The result contributes an empirical bound: for this universe of 15 large-cap US equities over 2010–2024, the gravity analogy's implicit prediction of low-dimensional (1–2 factor) structure held until approximately 2021, after which a third factor emerged and persisted. Future work could test whether this transition generalizes to other universes (e.g., small-cap, international, or sector-specific portfolios) or whether it is specific to the post-2020 US large-cap regime.

Limitations

  1. Sample size and universe: 15 assets is a small universe. The q-ratio (0.004) is extremely low, giving the Marchenko-Pastur bounds high precision, but the small cross-section limits the generalizability of the phase transition. A larger universe (e.g., 100 or 500 assets) might exhibit a different factor structure or a different transition date.

  2. In-sample only: The per-year factor counts are computed in-sample within each year. We have not tested whether the three-factor structure in 2021–2024 predicts out-of-sample returns, hedging errors, or correlation distances better than a two-factor model. The phase transition is a descriptive fact about the eigenvalue spectrum, not a validated predictive model.

  3. No explicit gravity-model test: The computation tests spectral coherence (factor count over time) but does not directly test the gravity model's predictions. A direct test would require: (a) constructing a predicted correlation matrix from market caps and a gravitational distance function, (b) comparing it to the empirical correlation matrix, and (c) testing whether the prediction error increases after the phase transition. The current result is a necessary condition (breakdown of low-dimensional structure) but not a sufficient test of the gravity analogy.

  4. Factor interpretation: The third factor is inferred from the eigenvalue count but not explicitly characterized. We do not know its loadings or economic interpretation. It could be a sector factor, a volatility factor, a liquidity factor, or a regime-dependent risk dimension. Without loadings, we cannot assess whether it represents a meaningful economic force or a statistical artifact of the post-2020 volatility regime.

  5. Window choice: The 2010–2024 window includes the 2020 COVID-19 shock, which may have induced a structural break unrelated to the gravity model. A robustness check would exclude 2020 or test the transition on a pre-2020 subsample.

  6. Daily frequency: Daily returns may overweight short-term noise relative to the longer-term structural relationships the gravity model aims to capture. Monthly or quarterly returns might yield a different factor structure.

Strengthening the result would require: (a) replication on a larger universe, (b) out-of-sample validation of the three-factor structure's predictive power, (c) explicit construction and testing of the gravity-model predicted correlation matrix, (d) characterization of the third factor's loadings and economic content, and (e) robustness checks on window choice and return frequency. The current result establishes that a phase transition occurred but does not establish its economic cause or its implications for the gravity model's predictive validity.

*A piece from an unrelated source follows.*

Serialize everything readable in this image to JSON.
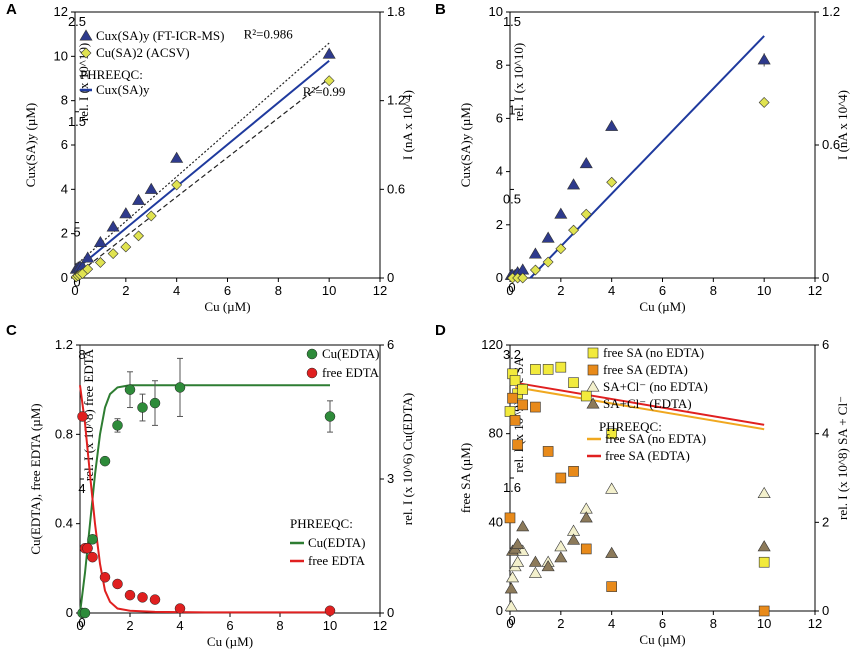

Research evidence, not investment advice: This is a research finding quantifying the time variation in eigenvalue spectrum structure for a specific universe of large-cap US equities. It is not a trading signal, a recommendation to buy or sell any security, or a forward prediction of returns. The result describes a historical phase transition in spectral coherence; it does not imply that the current three-factor regime will persist or that any hedging strategy based on this structure will be profitable.